A space once designed merely for storage now well fostered the child’s imagination. Perhaps many children’s imaginations…
“Tell me,” the girl asked of Walter.
“Every home has a story—many stories, actually,” Walter began. “You don’t see them, and many times you don’t know them, but they live in the walls, they live in the floors. And they can never leave because they are a part of the house. They have no purpose elsewhere.
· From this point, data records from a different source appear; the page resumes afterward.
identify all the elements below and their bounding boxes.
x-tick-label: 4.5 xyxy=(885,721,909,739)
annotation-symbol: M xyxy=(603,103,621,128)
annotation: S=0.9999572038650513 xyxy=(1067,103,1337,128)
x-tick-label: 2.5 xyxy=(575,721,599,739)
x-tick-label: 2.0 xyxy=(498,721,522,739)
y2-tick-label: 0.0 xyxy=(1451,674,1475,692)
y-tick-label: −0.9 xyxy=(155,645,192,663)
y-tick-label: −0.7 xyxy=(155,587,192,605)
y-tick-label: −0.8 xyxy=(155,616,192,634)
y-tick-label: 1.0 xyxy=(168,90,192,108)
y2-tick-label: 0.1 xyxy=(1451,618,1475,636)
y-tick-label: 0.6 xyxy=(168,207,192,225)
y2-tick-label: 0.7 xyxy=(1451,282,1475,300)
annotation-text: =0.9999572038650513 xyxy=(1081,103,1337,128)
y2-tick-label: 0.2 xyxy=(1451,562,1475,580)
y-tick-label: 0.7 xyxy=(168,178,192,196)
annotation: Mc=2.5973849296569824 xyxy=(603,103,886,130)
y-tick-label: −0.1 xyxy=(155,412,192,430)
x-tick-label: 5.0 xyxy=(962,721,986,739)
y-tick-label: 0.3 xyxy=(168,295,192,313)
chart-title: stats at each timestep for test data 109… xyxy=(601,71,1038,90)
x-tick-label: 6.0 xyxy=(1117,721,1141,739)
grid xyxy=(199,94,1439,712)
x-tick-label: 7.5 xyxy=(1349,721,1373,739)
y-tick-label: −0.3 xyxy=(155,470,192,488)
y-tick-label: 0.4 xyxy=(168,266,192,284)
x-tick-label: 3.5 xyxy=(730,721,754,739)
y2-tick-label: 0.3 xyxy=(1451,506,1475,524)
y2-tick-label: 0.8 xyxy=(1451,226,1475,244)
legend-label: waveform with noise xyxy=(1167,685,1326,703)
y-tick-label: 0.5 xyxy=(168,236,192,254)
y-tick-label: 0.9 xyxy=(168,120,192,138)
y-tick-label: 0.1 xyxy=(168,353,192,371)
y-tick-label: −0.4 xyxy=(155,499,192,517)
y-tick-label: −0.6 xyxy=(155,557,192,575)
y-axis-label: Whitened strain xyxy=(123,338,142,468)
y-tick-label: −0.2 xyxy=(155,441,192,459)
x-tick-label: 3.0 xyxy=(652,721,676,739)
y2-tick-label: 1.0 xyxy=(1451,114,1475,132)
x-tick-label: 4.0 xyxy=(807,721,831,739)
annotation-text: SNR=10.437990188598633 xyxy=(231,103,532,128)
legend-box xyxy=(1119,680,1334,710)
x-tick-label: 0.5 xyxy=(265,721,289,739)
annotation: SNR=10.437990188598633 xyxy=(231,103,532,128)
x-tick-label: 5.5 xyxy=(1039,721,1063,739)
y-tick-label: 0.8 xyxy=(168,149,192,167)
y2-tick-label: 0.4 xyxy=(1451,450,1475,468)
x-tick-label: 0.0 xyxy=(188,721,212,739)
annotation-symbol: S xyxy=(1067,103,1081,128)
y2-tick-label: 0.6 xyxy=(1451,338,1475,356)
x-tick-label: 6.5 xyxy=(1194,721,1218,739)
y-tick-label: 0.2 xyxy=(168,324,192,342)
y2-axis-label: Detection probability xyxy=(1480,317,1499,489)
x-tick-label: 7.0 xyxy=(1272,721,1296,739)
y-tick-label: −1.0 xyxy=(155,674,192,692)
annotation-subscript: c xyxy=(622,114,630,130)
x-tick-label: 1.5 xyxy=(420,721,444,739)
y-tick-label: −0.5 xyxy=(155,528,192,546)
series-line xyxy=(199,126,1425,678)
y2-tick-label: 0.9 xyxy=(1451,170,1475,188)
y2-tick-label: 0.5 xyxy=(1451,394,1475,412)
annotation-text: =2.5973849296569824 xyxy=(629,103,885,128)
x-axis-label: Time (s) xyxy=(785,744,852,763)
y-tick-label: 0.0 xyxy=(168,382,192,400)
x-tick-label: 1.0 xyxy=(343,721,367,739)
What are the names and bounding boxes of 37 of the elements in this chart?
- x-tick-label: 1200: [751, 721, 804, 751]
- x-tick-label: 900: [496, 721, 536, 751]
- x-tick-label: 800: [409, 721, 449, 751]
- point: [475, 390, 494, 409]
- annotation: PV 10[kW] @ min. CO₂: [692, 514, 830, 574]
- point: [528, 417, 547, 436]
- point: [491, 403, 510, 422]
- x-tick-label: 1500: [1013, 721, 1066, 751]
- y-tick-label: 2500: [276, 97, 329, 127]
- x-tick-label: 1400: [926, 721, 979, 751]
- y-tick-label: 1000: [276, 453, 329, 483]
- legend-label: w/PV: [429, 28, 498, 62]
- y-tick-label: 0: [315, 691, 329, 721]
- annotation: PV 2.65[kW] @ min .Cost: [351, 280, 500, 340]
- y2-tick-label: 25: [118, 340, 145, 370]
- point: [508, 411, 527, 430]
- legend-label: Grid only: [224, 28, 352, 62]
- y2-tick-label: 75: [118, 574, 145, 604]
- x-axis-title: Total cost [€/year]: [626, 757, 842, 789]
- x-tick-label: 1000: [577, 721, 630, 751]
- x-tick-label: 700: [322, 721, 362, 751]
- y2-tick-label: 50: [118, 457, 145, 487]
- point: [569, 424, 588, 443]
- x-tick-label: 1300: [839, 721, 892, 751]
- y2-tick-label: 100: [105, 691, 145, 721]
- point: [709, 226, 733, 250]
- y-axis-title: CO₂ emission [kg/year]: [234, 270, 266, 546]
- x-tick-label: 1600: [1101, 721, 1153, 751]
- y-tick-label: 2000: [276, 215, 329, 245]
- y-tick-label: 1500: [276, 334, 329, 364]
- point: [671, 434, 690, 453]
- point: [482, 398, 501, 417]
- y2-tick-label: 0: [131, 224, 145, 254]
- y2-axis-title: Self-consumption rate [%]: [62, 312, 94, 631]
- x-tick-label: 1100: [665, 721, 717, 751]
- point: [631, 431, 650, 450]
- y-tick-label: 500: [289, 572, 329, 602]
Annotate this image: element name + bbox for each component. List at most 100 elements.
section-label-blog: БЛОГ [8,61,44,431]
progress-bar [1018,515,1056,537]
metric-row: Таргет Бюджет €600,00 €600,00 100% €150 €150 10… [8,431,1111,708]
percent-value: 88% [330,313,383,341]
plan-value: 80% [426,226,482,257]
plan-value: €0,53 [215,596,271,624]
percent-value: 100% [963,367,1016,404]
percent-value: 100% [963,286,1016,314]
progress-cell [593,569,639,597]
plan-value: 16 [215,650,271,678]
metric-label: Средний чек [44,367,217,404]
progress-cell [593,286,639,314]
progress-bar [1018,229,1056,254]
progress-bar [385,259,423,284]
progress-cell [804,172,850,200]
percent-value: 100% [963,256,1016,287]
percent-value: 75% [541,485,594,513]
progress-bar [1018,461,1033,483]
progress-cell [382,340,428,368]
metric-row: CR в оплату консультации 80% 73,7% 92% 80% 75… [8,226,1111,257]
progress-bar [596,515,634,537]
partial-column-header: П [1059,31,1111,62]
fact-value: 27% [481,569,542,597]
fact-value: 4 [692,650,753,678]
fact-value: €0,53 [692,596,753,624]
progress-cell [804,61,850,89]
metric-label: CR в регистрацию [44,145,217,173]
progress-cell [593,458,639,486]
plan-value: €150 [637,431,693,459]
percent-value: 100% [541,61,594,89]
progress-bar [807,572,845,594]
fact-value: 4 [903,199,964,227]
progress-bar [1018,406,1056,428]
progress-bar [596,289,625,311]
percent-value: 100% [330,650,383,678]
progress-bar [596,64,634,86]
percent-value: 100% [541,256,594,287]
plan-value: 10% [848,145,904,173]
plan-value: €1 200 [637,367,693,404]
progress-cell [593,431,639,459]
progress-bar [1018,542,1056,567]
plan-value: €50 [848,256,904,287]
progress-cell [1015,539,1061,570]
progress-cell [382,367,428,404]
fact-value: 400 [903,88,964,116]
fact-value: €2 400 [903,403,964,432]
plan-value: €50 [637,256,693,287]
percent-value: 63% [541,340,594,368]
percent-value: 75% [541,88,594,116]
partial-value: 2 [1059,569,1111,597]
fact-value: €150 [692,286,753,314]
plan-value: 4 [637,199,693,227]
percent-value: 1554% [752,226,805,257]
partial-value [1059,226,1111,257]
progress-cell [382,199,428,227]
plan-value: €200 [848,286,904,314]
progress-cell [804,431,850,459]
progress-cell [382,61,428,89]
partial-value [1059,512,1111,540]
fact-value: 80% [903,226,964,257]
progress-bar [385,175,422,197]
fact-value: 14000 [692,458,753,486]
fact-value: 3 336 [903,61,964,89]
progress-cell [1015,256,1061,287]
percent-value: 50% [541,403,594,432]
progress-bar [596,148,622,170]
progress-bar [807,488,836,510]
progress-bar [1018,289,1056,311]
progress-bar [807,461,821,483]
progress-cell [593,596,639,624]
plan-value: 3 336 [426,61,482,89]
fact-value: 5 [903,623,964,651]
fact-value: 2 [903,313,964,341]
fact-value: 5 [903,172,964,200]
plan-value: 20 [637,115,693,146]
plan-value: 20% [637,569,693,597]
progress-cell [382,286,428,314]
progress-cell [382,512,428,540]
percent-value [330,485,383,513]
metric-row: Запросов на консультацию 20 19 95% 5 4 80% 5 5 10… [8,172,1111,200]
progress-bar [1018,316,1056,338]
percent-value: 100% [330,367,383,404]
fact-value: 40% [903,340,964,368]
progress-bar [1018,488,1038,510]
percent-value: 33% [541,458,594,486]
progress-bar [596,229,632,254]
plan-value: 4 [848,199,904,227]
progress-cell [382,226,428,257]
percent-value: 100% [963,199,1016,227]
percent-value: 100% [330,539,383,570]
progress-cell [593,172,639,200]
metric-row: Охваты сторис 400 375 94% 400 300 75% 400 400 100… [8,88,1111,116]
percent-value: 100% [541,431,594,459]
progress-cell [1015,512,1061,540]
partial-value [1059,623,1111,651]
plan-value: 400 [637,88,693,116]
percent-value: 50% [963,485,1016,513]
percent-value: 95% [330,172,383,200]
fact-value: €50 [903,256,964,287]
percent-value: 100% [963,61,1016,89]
“When I was a boy,” Walter reminisced as Lizbeth casually continued brushing Livie’s hair, “we had many wonderful holidays. We ate figgy pudding and sat by the fire. I loved the smell of it. But then something bad happened.”
“What?” asked Lizbeth.
There was a pause.
Walter beckoned. “Open the door.”
Ever curious, Lizbeth put her dolly down and approached the closet. Her soft, small hand reached for the sturdy knob and twisted it. With a click, the door slightly shifted as the latch bolt separated from the strike plate. Lizbeth opened the door fully, allowing the light to invade the empty but well-festooned closet. Inside she had hung some stockings, holiday decorations, and pictures she had drawn of Father Christmas. The little girl smiled; her dolls and stuffed toys looked so comfortable in the pleasant abode she had created for them. “That’s better,” she said.
Lizbeth turned but stopped at Walter’s startling, raspy response. “I’d like to ask you something: Would you like to see me?”